I don't care about the Oscars

Or to put it more directly: The Oscars? I don’t give a crap.

They’re a bore. A self-absorbed exercise. Phony.

Nonetheless, we’re getting treated to the annual ponderous and flagellating analysis about the real meaning of the Oscar nominations. as if what Hollywood voting for what it likes about Hollywood is worth our time.

The race lobby is making its usual noise this year about possible racism in the fact that “Selma” was merely nominated for best picture, but what about awards for this or that and him or her? (Where else but the New York Times?) Predictably, America’s chief race batter, Al Sharpton is calling oscarfor an “emergency diversity task force” to plow the landscape for the moldering racism that thrives below. “The movie industry is like the Rocky Mountains, the higher you get, the whiter it gets,” he observed.

Then there’s the hoo-ha over why  ‘Life Itself” didn’t score a Oscar nomination? Well, maybe the documentary about the late Sun-Times film critic Roger Ebert just wasn’t good enough. Or maybe the nominators didn’t like what he had to say about their work and were getting even. (The Chicago Tribune did a lengthy analysis speculating about why the doc was snubbed, here.)

To borrow a quote from Hillary Clinton, “what difference at this point does it make?”

When it comes to honoring themselves, journalists run a close second behind Hollywood in this obsessive practice.

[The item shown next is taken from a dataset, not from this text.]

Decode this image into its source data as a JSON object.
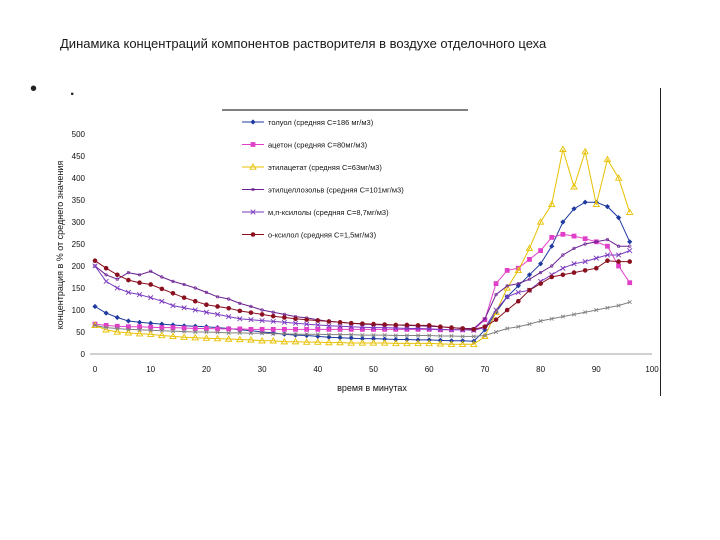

From the Pulitzers on down, the media are keenly alert to prizes of all sorts. (Here I’ll admit to the same flaw, having gathered a few myself, but ignored by many more.)

This will make me an “outier” (how did this annoying word get to be so fashionable?), but  the perception that Ebert  was a “towering figure among journalists,” does not automatically qualify a documentary about Ebert as Oscar-worthy. Even by the most objective standards.

But objectivity is not really a part of the process–either with the Oscars or the Pulitzers. Politics matters more. Who knifed whom and who’s calling in chits matters more. The advertising and marketing to round up Academy of Motion Picture Arts and Sciences to promote the Oscar candidates as they come down to the wire has become a parody.

If you don’t believe politics matters, consider how the Chicago Sun-Times was screwed out of Pulitzer for its breath-taking Mirage investigation. The paper bought a bar, stocked it with reporters Pam Zekman and Zay Smith, opened for business and waited for the corrupt inspectors and other gonifs to show up to get their share. Perhaps one of the most entertaining and revealing investigations investigations in Chicago journalism, it got snubbed by the Pulizers because, it was reported, that it was too much like entrapment.

Then there was the rumor that the Sun-Times was snubbed because of personal animosity between  Ben Bradley, the Washington Post’s editor, and Jim Hoge, the Sun-Times editor. Bradley used the entrapment argument as a cover to deep-six the series. I don’t know if it’s true and it’s all so much inside baseball.

Here I’ll be flogged by some readers with the fact that the Oscars have tremendous public interest and the ceremonies themselves have huge television ratings. Terrific. And maybe MIT professor Jonathan Gruber was right about the intelligence of the American people.